When many people think about potential nearby planets that could sustain life, Proxima b comes to mind. Orbiting nearby star Proxima Centauri, Proxima b is just over four light-years away from our planet. Its discovery last year sent shockwaves through the astronomy community.
But a star called Wolf 1061 is just a bit further, and it has three super-Earths in its orbit. A team of researchers have been hard at work conducting in-depth studies of this planetary system, and are about to publish their new findings in an upcoming issue of The Astrophysical Journal.
“The Wolf 1061 system is important because it is so close and that gives other opportunities to do follow-up studies to see if it does indeed have life,” San Francisco State University astronomer Stephen Kane, who led the research team, said in a news release.
When scientists look for planets with life, they look for a planet with similar properties of Earth, meaning that they orbit in a zone that’s perfect for life. If it’s too close to the star, it will be too hot to sustain life. But if it’s too far, it will be too cold. That’s why it’s sometimes referred to as the Goldilocks zone.
One of the planets in the Wolf 1061 system, called Wolf 1061c, is rocky and is within the “Goldilocks zone.” Unfortunately, it resides on the inner edge of this zone, closer to the star — so it might instead have an atmosphere that’s more similar to Venus.
“It could have been pushed into becoming a runaway greenhouse,” Kane told Inverse. “…Even though it’s in the habitable zone, and it could very well be habitable, it could be a candidate for a Venus analog rather than an Earth analog. That will teach us a lot about our own solar system and tell us how Earth and Venus took different pathways.”

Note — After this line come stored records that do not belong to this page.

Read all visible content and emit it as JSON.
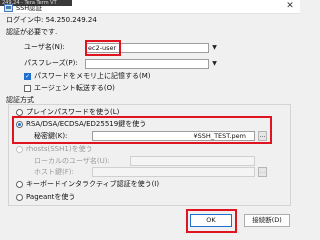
{
  "window": {
    "background_title": "249.24 - Tera Term VT",
    "title": "SSH認証",
    "close_glyph": "✕"
  },
  "header": {
    "login_label": "ログイン中: 54.250.249.24",
    "auth_required": "認証が必要です."
  },
  "form": {
    "username_label": "ユーザ名(N):",
    "username_value": "ec2-user",
    "passphrase_label": "パスフレーズ(P):",
    "passphrase_value": "",
    "remember_password": "パスワードをメモリ上に記憶する(M)",
    "remember_password_checked": true,
    "agent_forward": "エージェント転送する(O)",
    "agent_forward_checked": false
  },
  "auth_method": {
    "group_label": "認証方式",
    "plain_password": "プレインパスワードを使う(L)",
    "rsa_label": "RSA/DSA/ECDSA/ED25519鍵を使う",
    "private_key_label": "秘密鍵(K):",
    "private_key_value": "¥SSH_TEST.pem",
    "browse_label": "...",
    "rhosts_label": "rhosts(SSH1)を使う",
    "local_user_label": "ローカルのユーザ名(U):",
    "host_key_label": "ホスト鍵(F):",
    "keyboard_interactive": "キーボードインタラクティブ認証を使う(I)",
    "pageant": "Pageantを使う",
    "selected": "rsa"
  },
  "buttons": {
    "ok": "OK",
    "disconnect": "接続断(D)"
  },
  "colors": {
    "highlight_red": "#e0141e",
    "accent_blue": "#1f6fd1"
  }
}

What he means by “runaway greenhouse” is that some scientists believe Venus once had oceans, but the planet became so hot that the water evaporated. The water vapor made the planet even hotter, further exacerbating an increasingly inhospitable environment.
Wolf 1061 is an M-dwarf star, which means since it’s fainter, it takes longer for biochemistry and life for emerge. Also, the planets in the system seem to have elliptical orbits, rather than circular. And since the three planets of the system are so close to each other, they affect each other’s orbit.
This means Wolf 1061c’s orbit changes at a faster rate. Unlike Earth, the changes in climate are probably much more extreme and rapid — for example, the planet might often freeze over or heat up.
“Because the planets are so close to each other, they actually interact with each other. The middle planet’s orbit changes shape,” Kane says. “For Earth, these kinds of changes are really small. What this means is that the changing orbit of the planet will induce a pretty chaotic climate.”
It’s possible that Wolf 1061c might contain life — but we won’t know for sure until we’re able to study it with better technology. Hopefully, Kane and his colleagues’ findings persuade the astronomy community to develop more advanced instruments to investigate the planet and others like it in better detail.
“There’s a lot more observations we can do on 1061,” Kane says. “We want to obtain more data. We want to keep measuring the orbits. We want to understand if there are any other planets in the system we just haven’t seen yet. What we want to do is measure the atmosphere of the planet. That will the smoking gun that will tell us the difference between an Earth or Venus-like atmosphere.”